Across the progressive media, the script was familiar. Gleeful libels were spread about a 31-year-old father of two. Violence was suddenly rebranded as a legitimate moral option.
It’s worth considering what the response would have been had the roles been reversed – a left-wing speaker gunned down by a right-wing zealot. America would likely be in flames. There would be riots, candlelit vigils, sombre hashtags and earnest think-pieces drawing solemn parallels with every assassination from John F Kennedy to John Lennon. Instead, the Guardian and the Irish Times dusted off their sanctimonious lists of Charlie Kirk’s worst quotes, as if to say: ‘See? That’s what you get when you’re a right-wing bigot.’
And this is where the left-right charade collapses into farce. Once upon a time those definitions meant something. Now they are little more than Hogwarts houses for overgrown teenagers.

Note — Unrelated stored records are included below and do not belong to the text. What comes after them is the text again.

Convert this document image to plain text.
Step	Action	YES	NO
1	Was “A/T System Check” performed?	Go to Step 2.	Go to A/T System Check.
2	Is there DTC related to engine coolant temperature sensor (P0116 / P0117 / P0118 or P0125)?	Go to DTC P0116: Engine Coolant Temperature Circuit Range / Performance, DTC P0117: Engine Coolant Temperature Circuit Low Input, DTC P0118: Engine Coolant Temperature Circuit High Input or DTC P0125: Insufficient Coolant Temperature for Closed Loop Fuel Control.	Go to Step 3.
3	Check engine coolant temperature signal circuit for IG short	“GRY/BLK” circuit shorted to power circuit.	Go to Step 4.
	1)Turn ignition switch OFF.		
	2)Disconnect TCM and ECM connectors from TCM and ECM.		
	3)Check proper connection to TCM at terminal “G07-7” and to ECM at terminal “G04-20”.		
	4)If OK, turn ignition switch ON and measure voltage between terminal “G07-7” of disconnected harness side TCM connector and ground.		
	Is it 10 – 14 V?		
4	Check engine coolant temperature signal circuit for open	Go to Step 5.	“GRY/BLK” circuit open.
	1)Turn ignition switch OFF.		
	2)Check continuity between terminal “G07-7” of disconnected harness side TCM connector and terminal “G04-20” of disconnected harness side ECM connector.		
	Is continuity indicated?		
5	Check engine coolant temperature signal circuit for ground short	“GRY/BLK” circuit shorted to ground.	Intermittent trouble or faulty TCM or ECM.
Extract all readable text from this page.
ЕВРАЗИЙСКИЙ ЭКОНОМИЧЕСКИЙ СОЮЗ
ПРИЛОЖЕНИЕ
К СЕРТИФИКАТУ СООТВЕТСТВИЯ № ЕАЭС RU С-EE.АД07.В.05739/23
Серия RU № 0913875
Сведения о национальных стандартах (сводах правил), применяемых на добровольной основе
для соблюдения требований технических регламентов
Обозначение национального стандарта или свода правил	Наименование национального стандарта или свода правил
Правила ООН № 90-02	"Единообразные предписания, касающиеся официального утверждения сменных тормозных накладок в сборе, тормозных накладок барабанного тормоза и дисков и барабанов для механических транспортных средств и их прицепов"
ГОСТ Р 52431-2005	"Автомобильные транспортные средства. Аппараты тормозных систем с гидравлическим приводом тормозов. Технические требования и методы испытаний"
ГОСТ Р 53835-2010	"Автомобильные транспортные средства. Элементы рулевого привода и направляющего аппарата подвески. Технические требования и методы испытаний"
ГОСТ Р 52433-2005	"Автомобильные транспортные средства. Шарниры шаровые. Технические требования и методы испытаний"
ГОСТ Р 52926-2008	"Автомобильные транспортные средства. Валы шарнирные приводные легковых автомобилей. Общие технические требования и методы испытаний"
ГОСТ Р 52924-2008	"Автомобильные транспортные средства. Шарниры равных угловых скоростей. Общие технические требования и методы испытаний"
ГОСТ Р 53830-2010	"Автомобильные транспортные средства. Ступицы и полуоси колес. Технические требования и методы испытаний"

Today, to raise ethical concerns about medical experimentation on children is ‘right-wing’. To question the wisdom of men competing in women’s sports is ‘right-wing’. To say you like your own culture is ‘right-wing’, too. Patriotism is effectively cast as racism.
It wasn’t always this absurd. The concept of a political ‘left’ and ‘right’ began during the French Revolution, dividing those who wanted greater democratic rights, wealth redistribution and reform from those who defended the status quo and the monarchy. This was a genuine contest of ideas – change versus preservation.
Today, these distinctions have all but dissolved. ‘Right-wing’ is a catch-all slur for anyone with an unfashionable opinion. ‘Left-wing’ has become a badge of virtue. What was once a serious clash of philosophies is now a playground insult hurled at whoever irritates you.
Being a good person isn’t about flags or slogans. It’s about the hard, unglamorous stuff: telling the truth, being kind when you’re tired, listening in good faith, showing restraint and refusing to give in to cruelty. And hardest of all, finding the courage to be the lone voice asking, ‘Have you no sense of decency?’.
Yet the lefty still pats himself on the back, convinced he holds a permanent ‘good person’ pass – lifetime validity, no questions asked. But that’s the fantasy. Decency is tested when it costs you, when nobody is watching, when there is no applause.
Your politics don’t make you good. They never did. They never will.